On 2014-01-14 13:07, Eric Dumazet wrote:
> On Mon, 2014-01-13 at 22:42 +0100, Hannes Frederic Sowa wrote:
>> This patch is a RFC and part of a series Daniel Borkmann and me want to
>> do when introducing prandom_u32_range{,_ro} and prandom_u32_max{,_ro}
>> helpers later this week.
> 
>> -static inline u32 reciprocal_divide(u32 A, u32 R)

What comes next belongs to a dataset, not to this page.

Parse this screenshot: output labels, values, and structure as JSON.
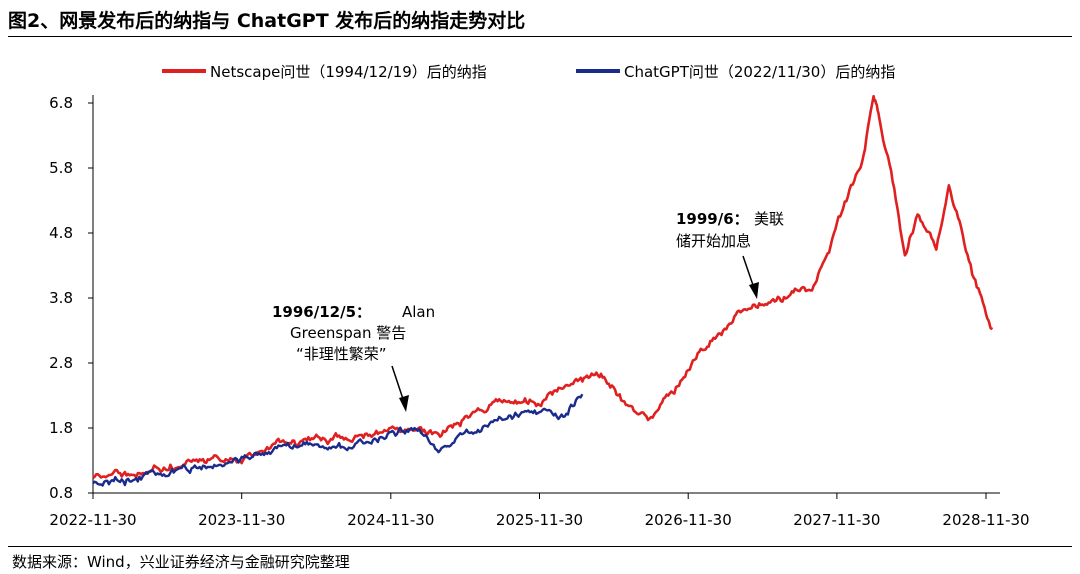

>> +struct reciprocal_value reciprocal_value(u32 d);
>> +
>> +static inline u32 reciprocal_divide(u32 a, struct reciprocal_value R)
>>  {
>> -	return (u32)(((u64)A * R) >> 32);
>> +	u32 t = (u32)(((u64)a * R.m) >> 32);
>> +	return (t + ((a - t) >> R.sh1)) >> R.sh2;
>>  }
> 
> I would rather introduce new helpers and convert users that really need
> them.
> 
> For instance, just use a divide in BPF, because doing this on JIT might
> be too complex for the gains. Strangely, libpcap doesn't seem to
> optimize any divide, like divides by a power of two...
> 
> Reciprocal were added 7 years ago, for very specific uses, but current
> cpus have reasonably fast dividers.

I disagree with the statement that current CPU's have reasonably fast
dividers.  A lot of embedded processors and many low-end x86 CPU's do
not in-fact have any hardware divider, and usually provide it using
microcode based emulation if they provide it at all.  The AMD Jaguar
micro-architecture in particular comes to mind, it uses an iterative
division algorithm provided by the microcode that only produces 2 bits
of quotient per cycle, even in the best case (2 8-bit integers and an
integral 8-bit quotient) this still takes 4 cycles, which is twice as
slow as any other math operation on the same processor.